Entrepreneurship Week Event to Challenge Student Creativity, Innovation

Contact: Jesse Moriarity, 581-1427; George Manlove, 581-3756

ORONO — UMaine students will be asked to think outside the box during Global Entrepreneurship Week Nov. 12-19, as they create uncommon new uses for everyday objects like post-it notes or rubber bands.

They’ll be competing with teams of other college students from at least 55 institutions from 12 countries, participating in the Web-based Global Innovation Tournament, which poses the question, “How would you change the world with an everyday object?”

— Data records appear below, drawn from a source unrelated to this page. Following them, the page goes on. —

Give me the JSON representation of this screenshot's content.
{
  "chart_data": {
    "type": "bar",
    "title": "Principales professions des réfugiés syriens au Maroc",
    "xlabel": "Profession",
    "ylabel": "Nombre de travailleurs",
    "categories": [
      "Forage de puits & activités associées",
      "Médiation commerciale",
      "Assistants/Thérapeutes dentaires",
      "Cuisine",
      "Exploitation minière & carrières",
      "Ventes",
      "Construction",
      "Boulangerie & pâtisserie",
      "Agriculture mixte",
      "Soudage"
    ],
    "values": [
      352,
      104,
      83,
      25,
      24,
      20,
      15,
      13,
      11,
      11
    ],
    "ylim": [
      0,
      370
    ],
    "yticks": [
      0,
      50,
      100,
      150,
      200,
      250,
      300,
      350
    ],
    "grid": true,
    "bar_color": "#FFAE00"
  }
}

Using such objects as rubber bands, post-it notes or paper clips, student teams will stretch their imaginations coming up with new ways to create something practical, educational, political, humanitarian, or just fun and novel, says Jesse Moriarity, coordinator of UMaine’s Foster Student Innovation Center, which is hosting the event on the UMaine campus.

The challenge is simple: teams of students from all over the UMaine campus are invited to compete by creating value with an everyday object. The mystery object will be revealed on Wednesday, Nov. 12, and students will have four days to put together a short video showing how they created value with the mystery object. Value is not necessarily monetary; it could be artistic or social.

The annual event was founded three years ago at Stanford University and has been including more college campuses around the world since then.

Videos of previous winners are available on Stanford’s Entrepreneurship Week Web page (http://eweek.stanford.edu/2008/winners.html). Winning creations have included: rubber bands used to identify locally grown produce in grocery stores; a rubber band-link jump rope; a giant rubber band frame system on which students attach their “secrets” anonymously; an infomercial parody about an elastic band product to prevent shoe laces from becoming untied; and short dramas about capital punishment and about condom use.

“Everyone we’ve talked with about it has been really excited,” says Moriarity. “On top of being a really fun challenge for students, it’s also a great way for them to learn more about the Innovation Center and what we have to offer.”

To assist students with creating short video productions about team creations and explanations of how they are to be used, Moriarity says audio-visual equipment will be available to students through Fogler Library or UMaine’s AV Services Department. On Nov. 13, the Innovation Center will offer a video-producing workshop to teach students about video-editing software.

Student entries will be uploaded to YouTube for review by a panel of judges. Web addresses linking to the UMaine entries will be emailed to Moriarity, and judges at UMaine will select the three best.

On Wednesday, Nov. 19, the Foster Student Innovation Center will host a screening party, at which winning videos will be announced and prizes awarded. Top videos will be entered in the Global Innovation Tournament.

Information about the contest, related Web links and the Foster Student Innovation Center are available on the center’s website (www.umaine.edu/innovation). The University Credit Union is sponsoring the Global Innovation Tournament activities at UMaine.